If `arg(z)=-pi/4` then the value of `arg((z^5+(bar(z))^5)/(1+z(bar(z))))^n` is

To solve the problem, we need to find the value of \( \arg\left(\frac{z^5 + \bar{z}^5}{1 + z\bar{z}}\right)^n \) given that \( \arg(z) = -\frac{\pi}{4} \). ### Step-by-Step Solution: 1. **Understanding the Argument of z**: Given \( \arg(z) = -\frac{\pi}{4} \), we can express \( z \) in polar form: \[ z = r \left(\cos\left(-\frac{\pi}{4}\right) + i\sin\left(-\frac{\pi}{4}\right)\right) = r \left(\frac{1}{\sqrt{2}} - i\frac{1}{\sqrt{2}}\right) \] where \( r = |z| \). 2. **Finding \( \bar{z} \)**: The conjugate of \( z \) is: \[ \bar{z} = r \left(\cos\left(\frac{\pi}{4}\right) + i\sin\left(\frac{\pi}{4}\right)\right) = r \left(\frac{1}{\sqrt{2}} + i\frac{1}{\sqrt{2}}\right) \] 3. **Calculating \( z^5 \) and \( \bar{z}^5 \)**: Using De Moivre's theorem: \[ z^5 = r^5 \left(\cos\left(-\frac{5\pi}{4}\right) + i\sin\left(-\frac{5\pi}{4}\right)\right) \] \[ \bar{z}^5 = r^5 \left(\cos\left(\frac{5\pi}{4}\right) + i\sin\left(\frac{5\pi}{4}\right)\right) \] 4. **Adding \( z^5 \) and \( \bar{z}^5 \)**: Since \( \cos\left(-\frac{5\pi}{4}\right) = \cos\left(\frac{5\pi}{4}\right) \) and \( \sin\left(-\frac{5\pi}{4}\right) = -\sin\left(\frac{5\pi}{4}\right) \): \[ z^5 + \bar{z}^5 = r^5 \left(\cos\left(-\frac{5\pi}{4}\right) + i\sin\left(-\frac{5\pi}{4}\right)\right) + r^5 \left(\cos\left(\frac{5\pi}{4}\right) + i\sin\left(\frac{5\pi}{4}\right)\right) \] This simplifies to: \[ z^5 + \bar{z}^5 = 2r^5 \cos\left(\frac{5\pi}{4}\right) = -\sqrt{2}r^5 \] 5. **Calculating \( 1 + z\bar{z} \)**: We know: \[ z\bar{z} = |z|^2 = r^2 \] Therefore: \[ 1 + z\bar{z} = 1 + r^2 \] 6. **Finding the Argument**: Now we can substitute back into our expression: \[ \frac{z^5 + \bar{z}^5}{1 + z\bar{z}} = \frac{-\sqrt{2}r^5}{1 + r^2} \] The numerator is a negative real number, and the denominator is a positive real number (since \( r^2 \geq 0 \)).

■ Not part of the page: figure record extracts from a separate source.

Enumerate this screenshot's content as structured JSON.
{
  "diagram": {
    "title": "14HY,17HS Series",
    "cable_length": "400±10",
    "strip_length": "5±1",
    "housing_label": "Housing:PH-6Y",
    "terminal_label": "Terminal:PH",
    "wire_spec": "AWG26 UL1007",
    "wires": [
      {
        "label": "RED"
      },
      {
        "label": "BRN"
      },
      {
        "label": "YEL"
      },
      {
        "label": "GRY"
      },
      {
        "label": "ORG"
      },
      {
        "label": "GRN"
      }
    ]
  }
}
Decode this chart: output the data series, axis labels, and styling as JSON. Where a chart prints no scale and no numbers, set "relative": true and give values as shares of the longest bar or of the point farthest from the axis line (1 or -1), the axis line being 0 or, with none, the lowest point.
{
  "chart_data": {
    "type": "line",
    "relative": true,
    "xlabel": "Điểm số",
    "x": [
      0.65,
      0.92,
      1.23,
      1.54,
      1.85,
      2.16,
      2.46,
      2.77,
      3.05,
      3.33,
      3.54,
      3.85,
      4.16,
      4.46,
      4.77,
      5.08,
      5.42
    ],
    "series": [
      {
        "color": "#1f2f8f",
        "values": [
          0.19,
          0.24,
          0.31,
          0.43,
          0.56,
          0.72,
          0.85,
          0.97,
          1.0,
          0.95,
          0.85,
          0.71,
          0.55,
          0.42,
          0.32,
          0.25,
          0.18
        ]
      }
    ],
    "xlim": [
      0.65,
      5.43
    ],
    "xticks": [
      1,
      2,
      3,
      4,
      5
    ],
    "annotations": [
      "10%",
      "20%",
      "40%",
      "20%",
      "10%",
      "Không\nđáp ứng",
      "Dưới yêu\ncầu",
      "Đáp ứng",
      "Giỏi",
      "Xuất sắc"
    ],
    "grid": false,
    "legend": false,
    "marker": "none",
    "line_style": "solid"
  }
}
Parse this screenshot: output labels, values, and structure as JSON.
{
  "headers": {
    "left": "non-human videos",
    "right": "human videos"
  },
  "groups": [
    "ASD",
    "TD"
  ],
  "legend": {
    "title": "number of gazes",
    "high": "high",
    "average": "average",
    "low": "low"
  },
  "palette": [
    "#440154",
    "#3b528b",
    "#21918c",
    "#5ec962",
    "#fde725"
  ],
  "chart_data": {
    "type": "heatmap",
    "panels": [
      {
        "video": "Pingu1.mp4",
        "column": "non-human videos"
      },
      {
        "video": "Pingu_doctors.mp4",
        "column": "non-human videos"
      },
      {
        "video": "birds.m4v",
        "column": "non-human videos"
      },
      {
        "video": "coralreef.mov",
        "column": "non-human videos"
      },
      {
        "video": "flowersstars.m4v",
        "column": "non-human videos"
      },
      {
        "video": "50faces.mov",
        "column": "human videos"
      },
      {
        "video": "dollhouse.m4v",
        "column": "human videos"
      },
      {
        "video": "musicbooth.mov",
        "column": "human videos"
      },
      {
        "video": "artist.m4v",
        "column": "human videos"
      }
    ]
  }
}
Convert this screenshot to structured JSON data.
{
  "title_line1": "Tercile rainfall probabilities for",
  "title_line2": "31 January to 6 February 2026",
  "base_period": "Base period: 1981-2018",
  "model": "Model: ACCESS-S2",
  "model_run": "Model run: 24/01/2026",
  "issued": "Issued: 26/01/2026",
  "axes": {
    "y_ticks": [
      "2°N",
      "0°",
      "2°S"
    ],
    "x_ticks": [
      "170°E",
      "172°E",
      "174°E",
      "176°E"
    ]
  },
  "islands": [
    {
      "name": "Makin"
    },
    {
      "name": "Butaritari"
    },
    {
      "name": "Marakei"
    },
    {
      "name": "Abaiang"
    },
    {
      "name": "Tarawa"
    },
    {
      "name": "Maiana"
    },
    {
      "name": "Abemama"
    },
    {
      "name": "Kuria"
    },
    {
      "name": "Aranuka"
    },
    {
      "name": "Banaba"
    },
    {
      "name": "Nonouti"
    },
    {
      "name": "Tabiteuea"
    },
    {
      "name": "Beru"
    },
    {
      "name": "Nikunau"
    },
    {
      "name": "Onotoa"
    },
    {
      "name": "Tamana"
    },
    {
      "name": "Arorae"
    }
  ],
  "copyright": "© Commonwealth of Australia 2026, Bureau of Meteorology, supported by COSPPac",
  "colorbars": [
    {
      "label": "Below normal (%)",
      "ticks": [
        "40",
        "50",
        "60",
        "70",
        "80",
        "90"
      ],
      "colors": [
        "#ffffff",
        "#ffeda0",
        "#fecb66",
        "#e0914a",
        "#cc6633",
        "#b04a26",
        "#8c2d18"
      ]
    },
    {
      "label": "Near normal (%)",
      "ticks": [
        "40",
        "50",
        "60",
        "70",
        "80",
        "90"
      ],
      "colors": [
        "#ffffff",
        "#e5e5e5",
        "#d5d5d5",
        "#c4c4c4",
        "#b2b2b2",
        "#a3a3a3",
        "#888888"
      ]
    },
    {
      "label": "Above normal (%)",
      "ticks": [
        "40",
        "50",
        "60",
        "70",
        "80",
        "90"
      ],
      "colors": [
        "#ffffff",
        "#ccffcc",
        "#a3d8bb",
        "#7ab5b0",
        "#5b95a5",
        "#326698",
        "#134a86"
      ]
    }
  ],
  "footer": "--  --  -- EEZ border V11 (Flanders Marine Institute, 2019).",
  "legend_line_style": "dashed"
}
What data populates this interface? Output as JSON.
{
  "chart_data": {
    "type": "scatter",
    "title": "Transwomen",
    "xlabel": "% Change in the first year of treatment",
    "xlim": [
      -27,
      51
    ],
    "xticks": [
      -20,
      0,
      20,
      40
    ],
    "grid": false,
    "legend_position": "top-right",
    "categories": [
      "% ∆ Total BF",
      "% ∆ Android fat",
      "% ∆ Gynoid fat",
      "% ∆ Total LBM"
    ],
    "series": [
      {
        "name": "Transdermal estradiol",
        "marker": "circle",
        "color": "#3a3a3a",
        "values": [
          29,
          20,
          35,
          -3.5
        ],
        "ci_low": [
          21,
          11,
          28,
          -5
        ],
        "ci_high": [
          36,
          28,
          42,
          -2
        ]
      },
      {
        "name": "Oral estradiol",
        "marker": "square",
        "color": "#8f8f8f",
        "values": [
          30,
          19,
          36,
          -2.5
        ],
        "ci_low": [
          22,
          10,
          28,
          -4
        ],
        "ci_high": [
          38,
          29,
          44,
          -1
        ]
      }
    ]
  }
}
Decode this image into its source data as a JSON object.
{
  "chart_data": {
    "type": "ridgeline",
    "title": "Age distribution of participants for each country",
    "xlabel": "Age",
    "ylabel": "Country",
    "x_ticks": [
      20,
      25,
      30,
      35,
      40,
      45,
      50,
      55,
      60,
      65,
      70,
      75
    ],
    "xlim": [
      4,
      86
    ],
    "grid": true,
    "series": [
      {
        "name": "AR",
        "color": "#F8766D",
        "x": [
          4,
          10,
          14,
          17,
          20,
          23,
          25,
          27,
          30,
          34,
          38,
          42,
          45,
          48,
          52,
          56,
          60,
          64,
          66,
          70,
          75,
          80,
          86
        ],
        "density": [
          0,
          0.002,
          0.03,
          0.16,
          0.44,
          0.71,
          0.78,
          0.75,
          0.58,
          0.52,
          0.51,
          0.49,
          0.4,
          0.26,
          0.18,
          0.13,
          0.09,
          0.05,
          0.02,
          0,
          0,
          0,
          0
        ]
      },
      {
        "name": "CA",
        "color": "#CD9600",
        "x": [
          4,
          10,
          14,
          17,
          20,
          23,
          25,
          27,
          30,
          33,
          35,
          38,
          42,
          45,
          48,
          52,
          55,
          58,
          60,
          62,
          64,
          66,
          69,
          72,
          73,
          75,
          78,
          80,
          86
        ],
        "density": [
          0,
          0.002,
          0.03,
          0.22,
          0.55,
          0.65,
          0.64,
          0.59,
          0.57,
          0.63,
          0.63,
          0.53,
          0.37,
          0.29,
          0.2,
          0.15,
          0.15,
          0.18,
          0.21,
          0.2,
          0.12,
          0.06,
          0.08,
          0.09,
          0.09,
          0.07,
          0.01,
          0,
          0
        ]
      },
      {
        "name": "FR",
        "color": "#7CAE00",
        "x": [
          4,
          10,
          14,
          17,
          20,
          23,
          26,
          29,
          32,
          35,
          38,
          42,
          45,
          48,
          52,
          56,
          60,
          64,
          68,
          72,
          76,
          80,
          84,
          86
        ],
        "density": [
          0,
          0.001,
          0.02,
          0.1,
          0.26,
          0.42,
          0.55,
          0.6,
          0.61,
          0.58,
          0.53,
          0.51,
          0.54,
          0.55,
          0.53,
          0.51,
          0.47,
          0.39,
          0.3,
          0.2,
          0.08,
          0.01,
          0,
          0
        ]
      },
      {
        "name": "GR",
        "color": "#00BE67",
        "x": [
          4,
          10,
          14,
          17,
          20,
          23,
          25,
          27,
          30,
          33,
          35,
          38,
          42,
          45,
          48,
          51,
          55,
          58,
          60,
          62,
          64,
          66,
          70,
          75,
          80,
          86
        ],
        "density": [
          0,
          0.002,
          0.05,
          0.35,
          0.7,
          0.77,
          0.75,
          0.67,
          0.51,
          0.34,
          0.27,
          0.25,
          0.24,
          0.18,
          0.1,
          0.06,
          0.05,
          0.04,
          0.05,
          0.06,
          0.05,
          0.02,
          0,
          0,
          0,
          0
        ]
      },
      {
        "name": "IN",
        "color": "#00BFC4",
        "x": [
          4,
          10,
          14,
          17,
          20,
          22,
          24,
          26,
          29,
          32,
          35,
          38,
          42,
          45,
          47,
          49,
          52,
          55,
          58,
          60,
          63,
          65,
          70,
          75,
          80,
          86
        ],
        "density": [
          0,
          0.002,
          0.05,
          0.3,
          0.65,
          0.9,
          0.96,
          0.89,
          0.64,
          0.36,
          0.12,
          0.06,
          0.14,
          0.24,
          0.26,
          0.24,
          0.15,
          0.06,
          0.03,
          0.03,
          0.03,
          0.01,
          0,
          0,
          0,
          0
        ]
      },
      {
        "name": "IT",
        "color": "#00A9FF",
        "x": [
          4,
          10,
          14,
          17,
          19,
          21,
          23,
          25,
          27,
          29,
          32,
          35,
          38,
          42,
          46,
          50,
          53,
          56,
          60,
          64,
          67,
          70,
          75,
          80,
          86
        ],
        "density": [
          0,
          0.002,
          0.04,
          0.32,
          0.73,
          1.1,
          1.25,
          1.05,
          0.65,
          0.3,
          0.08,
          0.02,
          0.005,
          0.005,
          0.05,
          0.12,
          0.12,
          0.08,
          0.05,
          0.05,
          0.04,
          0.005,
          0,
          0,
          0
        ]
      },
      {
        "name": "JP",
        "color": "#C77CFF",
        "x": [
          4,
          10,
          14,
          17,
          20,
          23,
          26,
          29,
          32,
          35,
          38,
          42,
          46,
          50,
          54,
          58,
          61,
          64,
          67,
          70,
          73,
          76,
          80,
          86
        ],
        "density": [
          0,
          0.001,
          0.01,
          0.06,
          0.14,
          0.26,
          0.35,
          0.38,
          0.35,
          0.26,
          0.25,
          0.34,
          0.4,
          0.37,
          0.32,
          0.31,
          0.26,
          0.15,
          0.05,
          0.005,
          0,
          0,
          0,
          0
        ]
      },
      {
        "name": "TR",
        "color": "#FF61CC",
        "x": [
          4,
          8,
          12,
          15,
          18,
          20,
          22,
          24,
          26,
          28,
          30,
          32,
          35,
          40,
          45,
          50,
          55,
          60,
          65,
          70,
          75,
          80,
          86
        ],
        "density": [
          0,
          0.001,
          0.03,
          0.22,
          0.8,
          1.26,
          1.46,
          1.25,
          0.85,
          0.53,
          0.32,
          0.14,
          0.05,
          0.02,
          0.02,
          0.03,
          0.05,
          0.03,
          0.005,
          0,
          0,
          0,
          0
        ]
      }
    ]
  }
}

Thus, the entire fraction is a negative real number. 7. **Final Argument Calculation**: The argument of a negative real number is \( \pi \). Therefore: \[ \arg\left(\frac{z^5 + \bar{z}^5}{1 + z\bar{z}}\right) = \pi \] 8. **Raising to the Power n**: Finally, we raise this to the power \( n \): \[ \arg\left(\left(\frac{z^5 + \bar{z}^5}{1 + z\bar{z}}\right)^n\right) = n \cdot \pi \] ### Conclusion: The value of \( \arg\left(\frac{z^5 + \bar{z}^5}{1 + z\bar{z}}\right)^n \) is: \[ n \cdot \pi \]